Novas regras de transparência e gestão de risco
A partir de agora, todas as aplicações financeiras do Rioprevidência deverão ser divulgadas em informes detalhados, com indicação das instituições e fundos escolhidos, rentabilidade, taxas e riscos. Além disso, operações que ultrapassem os critérios definidos em regulamento só poderão ser concretizadas mediante parecer técnico favorável e aprovação expressa do conselho de administração.
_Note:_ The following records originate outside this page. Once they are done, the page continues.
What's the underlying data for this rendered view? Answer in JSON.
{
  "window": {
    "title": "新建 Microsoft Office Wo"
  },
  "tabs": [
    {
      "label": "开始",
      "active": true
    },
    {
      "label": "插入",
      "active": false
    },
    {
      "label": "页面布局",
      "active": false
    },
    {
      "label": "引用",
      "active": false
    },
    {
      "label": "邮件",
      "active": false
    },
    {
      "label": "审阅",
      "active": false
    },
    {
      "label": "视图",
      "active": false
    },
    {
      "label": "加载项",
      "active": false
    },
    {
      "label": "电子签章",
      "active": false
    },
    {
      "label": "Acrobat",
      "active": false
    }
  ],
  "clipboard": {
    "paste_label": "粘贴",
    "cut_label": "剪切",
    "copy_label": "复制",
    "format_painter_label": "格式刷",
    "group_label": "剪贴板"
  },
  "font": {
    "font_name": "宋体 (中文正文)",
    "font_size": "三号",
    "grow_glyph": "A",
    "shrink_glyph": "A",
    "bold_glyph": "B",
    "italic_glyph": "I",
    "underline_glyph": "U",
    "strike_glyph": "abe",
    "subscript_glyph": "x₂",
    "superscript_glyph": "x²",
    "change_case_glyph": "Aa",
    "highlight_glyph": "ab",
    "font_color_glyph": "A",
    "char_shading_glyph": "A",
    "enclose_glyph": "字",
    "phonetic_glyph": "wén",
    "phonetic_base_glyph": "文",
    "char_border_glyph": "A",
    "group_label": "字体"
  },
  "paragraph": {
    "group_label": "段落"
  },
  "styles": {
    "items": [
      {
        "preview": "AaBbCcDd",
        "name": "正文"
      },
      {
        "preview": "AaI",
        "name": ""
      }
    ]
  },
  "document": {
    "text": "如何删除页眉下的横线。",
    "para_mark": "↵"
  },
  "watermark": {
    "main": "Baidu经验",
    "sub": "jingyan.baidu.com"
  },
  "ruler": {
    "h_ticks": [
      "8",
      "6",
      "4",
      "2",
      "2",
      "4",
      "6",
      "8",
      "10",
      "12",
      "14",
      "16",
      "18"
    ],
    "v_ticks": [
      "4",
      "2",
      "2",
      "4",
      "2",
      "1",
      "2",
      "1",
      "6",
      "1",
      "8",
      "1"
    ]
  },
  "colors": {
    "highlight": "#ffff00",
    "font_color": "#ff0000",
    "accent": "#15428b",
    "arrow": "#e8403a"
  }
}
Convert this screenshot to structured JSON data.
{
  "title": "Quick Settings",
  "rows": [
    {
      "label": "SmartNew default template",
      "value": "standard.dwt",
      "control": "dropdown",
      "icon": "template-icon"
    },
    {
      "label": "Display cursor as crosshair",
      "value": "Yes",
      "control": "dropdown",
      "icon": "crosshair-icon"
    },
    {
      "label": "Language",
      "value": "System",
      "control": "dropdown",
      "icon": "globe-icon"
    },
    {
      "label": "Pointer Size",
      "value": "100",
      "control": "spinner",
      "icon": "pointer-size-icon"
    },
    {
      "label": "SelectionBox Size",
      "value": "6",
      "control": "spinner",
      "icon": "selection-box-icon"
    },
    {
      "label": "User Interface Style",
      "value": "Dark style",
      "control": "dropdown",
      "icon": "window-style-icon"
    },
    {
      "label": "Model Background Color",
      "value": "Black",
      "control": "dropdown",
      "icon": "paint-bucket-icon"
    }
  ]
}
Projeto de lei e veto parcial
O projeto de lei, de autoria do deputado Luiz Paulo (PSD), visa proteger os servidores aposentados. "A expectativa é de que a medida aumente a previsibilidade na gestão dos recursos", afirmou o parlamentar. Ricardo Couto vetou um trecho do projeto que determinava que a política de investimentos deveria priorizar a segurança dos ativos, limitando as aplicações exclusivamente a instituições públicas federais. Ele justificou que a exigência impõe restrição técnica à gestão da carteira.
Contexto do escândalo
O escândalo envolvendo o Rioprevidência e o Banco Master gerou grande repercussão. A prisão de Deivis Marcon Antunes e as investigações sobre possíveis propinas levaram à necessidade de maior controle e transparência no fundo de aposentadorias. A nova lei é uma resposta direta a esses eventos, buscando evitar que situações semelhantes ocorram no futuro.